Covid-19, lecciones de vida de un virus mortal al 2%
Quizás el universo y el cosmos tienen un modo natural y orgánico de reequilibrarse, a través de sus propias leyes, cuando las cosas están profundamente turbadas. En esta pausa viral italiana descubrí algunas narrativas filosóficas contemporáneas y una nueva corriente, la Ecosofía con...
Quizás el universo y el cosmos tienen un modo natural y orgánico de reequilibrarse, a través de sus propias leyes, cuando las cosas están profundamente turbadas.
En esta pausa viral italiana descubrí algunas narrativas filosóficas contemporáneas y una nueva corriente, la Ecosofía con el filósofo galo Félix Guattari que, en su ensayo Las tres ecologías resume: “El problema es saber de qué forma se va a vivir de aquí en adelante sobre este planeta, en el contexto de la aceleración de las mutaciones técnico-científicas y del considerable crecimiento demográfico”.
Este momento que vivimos en Italia, Europa y el mundo nos hace pensar:
Por un lado, la China –la fábrica del mundo– se ve obligada a parar.

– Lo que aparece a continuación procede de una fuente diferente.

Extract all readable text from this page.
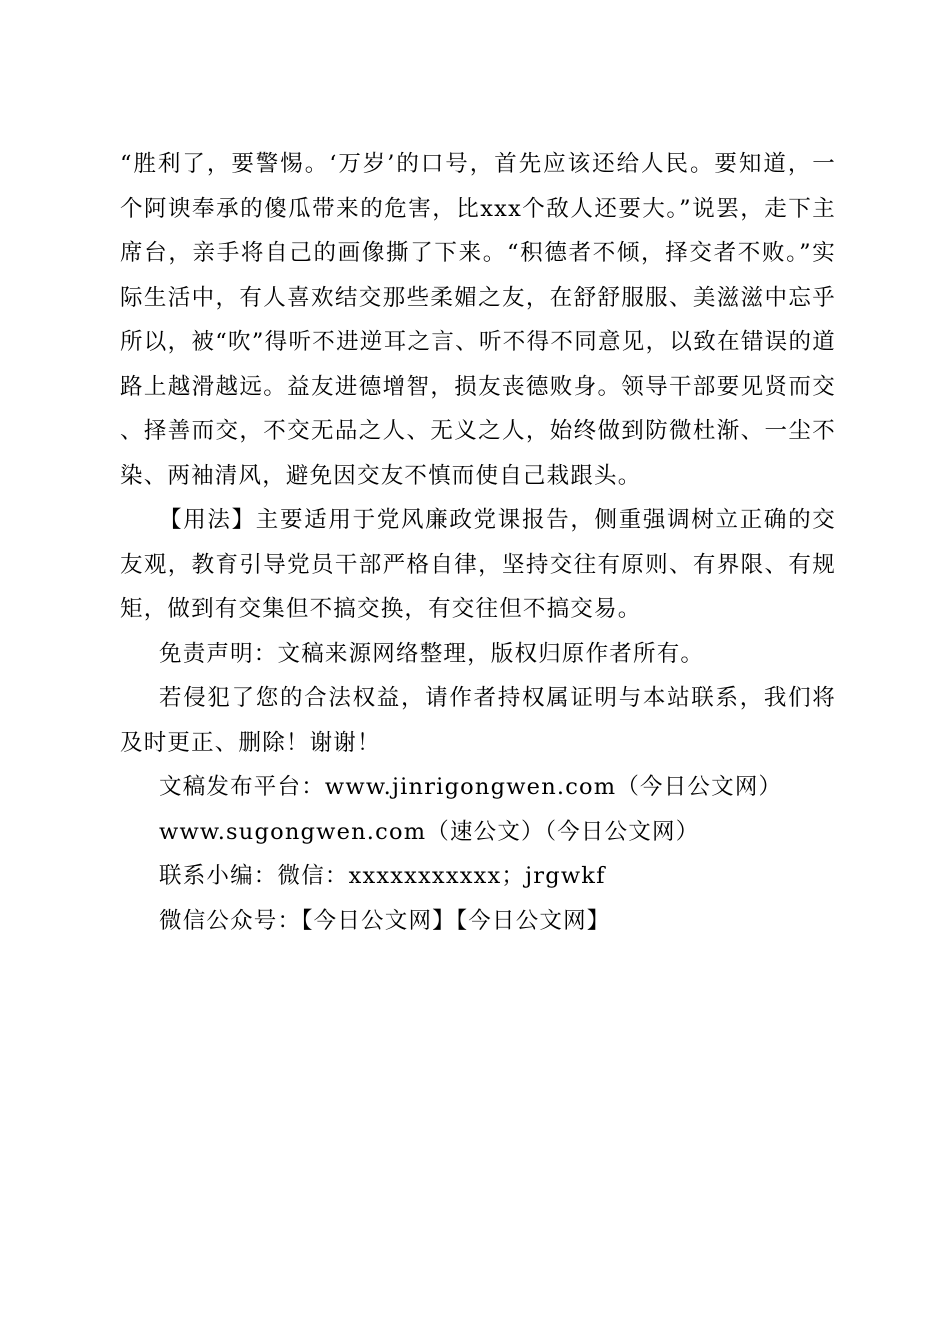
“胜利了，要警惕。‘万岁’的口号，首先应该还给人民。要知道，一个阿谀奉承的傻瓜带来的危害，比xxx个敌人还要大。”说罢，走下主席台，亲手将自己的画像撕了下来。“积德者不倾，择交者不败。”实际生活中，有人喜欢结交那些柔媚之友，在舒舒服服、美滋滋中忘乎所以，被“吹”得听不进逆耳之言、听不得不同意见，以致在错误的道路上越滑越远。益友进德增智，损友丧德败身。领导干部要见贤而交、择善而交，不交无品之人、无义之人，始终做到防微杜渐、一尘不染、两袖清风，避免因交友不慎而使自己栽跟头。

【用法】主要适用于党风廉政党课报告，侧重强调树立正确的交友观，教育引导党员干部严格自律，坚持交往有原则、有界限、有规矩，做到有交集但不搞交换，有交往但不搞交易。

免责声明：文稿来源网络整理，版权归原作者所有。

若侵犯了您的合法权益，请作者持权属证明与本站联系，我们将及时更正、删除！谢谢！

文稿发布平台：www.jinrigongwen.com（今日公文网）

www.sugongwen.com（速公文）（今日公文网）

联系小编：微信：xxxxxxxxxxx；jrgwkf

微信公众号：【今日公文网】【今日公文网】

Y un país como Italia, por ejemplo, –por los casi ocho mil contagiados, más de 400 muertos, hasta hoy, y para prevenir un colapso sanitario– se declara zona roja en toda su extensión y se auto embarga, activando memorias históricas traumáticas del pasado, de la peste bubónica y otras epidemias que ya existieron.
Por otro lado, la economía mundial empieza a desacelerarse, y, ¿paradójicamente?, estudios medioambientales demuestran que la contaminación atmosférica empieza a bajar de manera considerable.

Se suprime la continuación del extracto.